法人税率は1990年度当時37・5%でした。実は89年度までは40%だった法人税率が消費税導入を機に引き下げられたのです。その後も法人税率は段階的に引き下げられ、2018年度以降は23・2%となっています。

応能負担税制に
国税庁の資料によると、1990年度の法人所得金額は53・4兆円で法人税収は18・4兆円でした。2022年度は法人所得金額は84・4兆円と過去最高を記録したのに、法人税収は14・9兆円にとどまっています。企業が利益をあげても法人税率が下がっているために法人税収は増えなくなっているのです。

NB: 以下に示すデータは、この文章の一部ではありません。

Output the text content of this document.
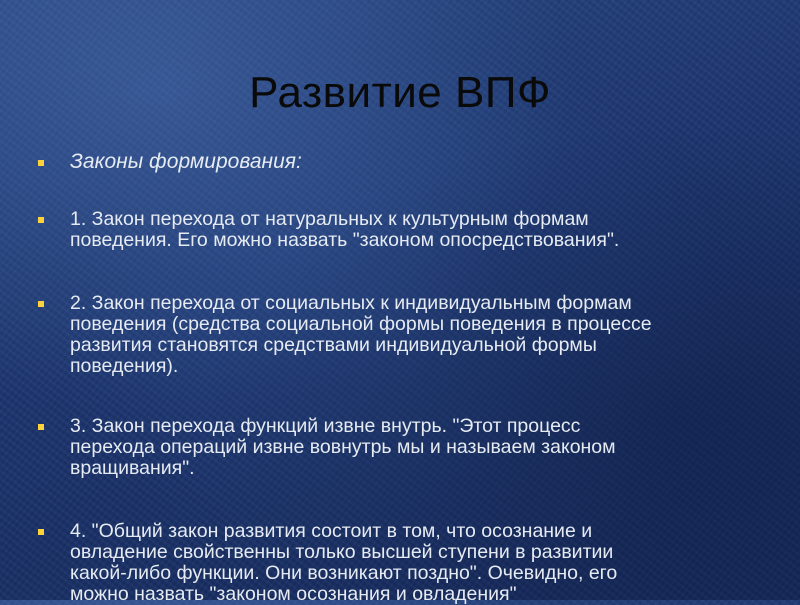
Развитие ВПФ
Законы формирования:
1. Закон перехода от натуральных к культурным формам
поведения. Его можно назвать "законом опосредствования".
2. Закон перехода от социальных к индивидуальным формам
поведения (средства социальной формы поведения в процессе
развития становятся средствами индивидуальной формы
поведения).
3. Закон перехода функций извне внутрь. "Этот процесс
перехода операций извне вовнутрь мы и называем законом
вращивания".
4. "Общий закон развития состоит в том, что осознание и
овладение свойственны только высшей ступени в развитии
какой-либо функции. Они возникают поздно". Очевидно, его
можно назвать "законом осознания и овладения"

同時に、研究開発減税や連結納税、配当益金不算入などもっぱら大企業に恩恵を与える制度によって大企業ほど税負担が少なくなっています。
こうした高額所得者と大企業を優遇する税制をただし、応能負担の税制を実現することで国民生活を充実させる政策の財源にすることができます。
(清水渡)

「しんぶん赤旗」日刊紙 2024年7月17日付掲載


歴史的に税収をみると、18年度に当時の過去最高を記録。それ以前でもっとも税収が高かったのは1990年度の60・1兆円。90年度と2023年度の税収内訳を比較すると、法人税は2・5兆円、所得税は3・9兆円も減っています。一方、消費税は1990年度の4・6兆円から2023年度の23・1兆円へと5倍に増えました。国の一般会計税収全体に占める消費税の割合も1990年度の7・7%から2023年度の32%へと4倍以上に高まっています。国税収入が消費税頼みになっていることが鮮明。
企業が利益をあげても法人税率が下がっているために法人税収は増えなくなっているのです。
こうした高額所得者と大企業を優遇する税制をただし、応能負担の税制を実現することで国民生活を充実させる政策の財源にすることができます。